Что побудило ее нарушить молчание? То, что были прецеденты, появились новые верования, возникла возможность, что ее рассказам наконец поверят? Или роль сыграли годы наблюдения за отцом, членом клуба «Ротари», попечителем больницы, городским советником, вызывающим восхищение и всеобщее уважение? Или просто то, что она стала теперь Мэри О'Нил, родила дочку, которая приближалась к ее тогдашнему возрасту?

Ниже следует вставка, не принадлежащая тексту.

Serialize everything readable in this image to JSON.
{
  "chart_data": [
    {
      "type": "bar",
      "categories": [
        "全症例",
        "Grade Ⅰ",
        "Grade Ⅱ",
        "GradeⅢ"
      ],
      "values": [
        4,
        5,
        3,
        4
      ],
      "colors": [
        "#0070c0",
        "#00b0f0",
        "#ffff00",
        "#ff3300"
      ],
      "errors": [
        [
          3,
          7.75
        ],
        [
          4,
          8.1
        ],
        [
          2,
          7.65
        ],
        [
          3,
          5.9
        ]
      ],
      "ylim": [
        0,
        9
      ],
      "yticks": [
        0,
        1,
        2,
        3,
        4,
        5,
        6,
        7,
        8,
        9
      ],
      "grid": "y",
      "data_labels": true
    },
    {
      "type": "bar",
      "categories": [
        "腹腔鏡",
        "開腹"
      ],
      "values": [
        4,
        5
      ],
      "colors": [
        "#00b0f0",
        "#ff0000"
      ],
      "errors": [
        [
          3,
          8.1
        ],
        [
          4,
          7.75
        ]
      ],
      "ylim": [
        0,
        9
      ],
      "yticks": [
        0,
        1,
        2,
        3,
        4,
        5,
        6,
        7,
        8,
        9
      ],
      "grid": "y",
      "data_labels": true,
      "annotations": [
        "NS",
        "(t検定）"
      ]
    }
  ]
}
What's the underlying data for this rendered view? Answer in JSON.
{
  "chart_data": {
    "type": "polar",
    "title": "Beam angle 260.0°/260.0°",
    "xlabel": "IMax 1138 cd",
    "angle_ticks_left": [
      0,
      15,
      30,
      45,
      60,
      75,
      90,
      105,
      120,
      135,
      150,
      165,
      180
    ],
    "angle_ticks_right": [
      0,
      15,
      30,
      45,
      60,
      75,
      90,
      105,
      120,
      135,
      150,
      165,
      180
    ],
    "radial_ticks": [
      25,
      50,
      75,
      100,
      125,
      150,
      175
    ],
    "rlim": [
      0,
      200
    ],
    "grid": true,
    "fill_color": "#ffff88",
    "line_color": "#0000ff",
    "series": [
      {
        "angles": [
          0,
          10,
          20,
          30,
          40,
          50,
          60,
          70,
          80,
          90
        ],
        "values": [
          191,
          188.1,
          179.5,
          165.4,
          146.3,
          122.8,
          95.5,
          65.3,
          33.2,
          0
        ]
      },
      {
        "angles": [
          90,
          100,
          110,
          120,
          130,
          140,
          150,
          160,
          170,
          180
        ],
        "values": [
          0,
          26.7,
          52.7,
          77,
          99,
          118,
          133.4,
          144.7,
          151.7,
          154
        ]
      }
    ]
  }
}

Три пятьдесят пять — дневной перерыв. Я выскочил на улицу, покинув суд первым, как только поднялись судьи. Нашел команду операторов, приклеил к стенке самый удачный набросок, они его засняли, помчались сдавать, и внезапно все кончилось. Позже тысячи людей смотрели в «Мидлэндс тудей» и в «Ивнинг пост» на мой набросок, на лицо Скэнлона, как я его изобразил, ища в нем признаки самоуверенности, искреннего раскаяния, невиновности, изворотливости, виновности. Вины. Труднее всего запечатлеть то, что видишь. Не дать предрассудкам, предварительным умозаключениям лечь на бумагу.
Принимая во внимание, сколько прошло лет, он выглядел лишь смутно похожим на лицо, которое, помню, я нарисовал в той затененной комнате опознания в Ноттингеме тридцать лет назад. Но, по правде говоря, я с трудом помню эту амальгаму стертых и заново нарисованных линий. Насколько близко к оригиналу я запечатлел тогда то, что представлял, может сказать лишь один человек. А он расколошматил свою машину, врезавшись в мост, и уже не способен ничего объяснить.
В тот вечер я сидел в своей студии и снова пытался написать собственную дочь. Ничего у меня не получалось, провал. Я не заслуживаю ее и представления не имею, как она может выглядеть. В последний раз я слышал, что она в Канаде, где ее мать поднимает волну своим искусством, посвященным той зыби, какую мы создаем, просто существуя на этом свете. Джесси, которую я пишу, больше похожа на Изабеллу, чем на меня, — фактически вся в нее. Я ничего не вижу в ней от себя.
Я позвонил твоему отцу, трудно было отыскать его номер — получил я его лишь с помощью Джорджа Даффилда, давно вышедшего в отставку, но все еще сохранившего прежние контакты. Мы с Рэем поговорили о суде, о значении того, что мы сделали. Он посоветовал мне не нервничать. Должны появиться новые факты — свидетели характера отца Мэри Скэнлон, люди, знавшие его не один год. А то, что говорит она теперь, может быть набором лжи. Даже если это не так, Хантер, возможно, уже мертв, так что, пожалуй, ничего это не даст. Мы переворачивали все и так и этак. «Дождись приговора, — сказал мне Рэй. — До тех пор ничего не делай». И на этом разговор был окончен.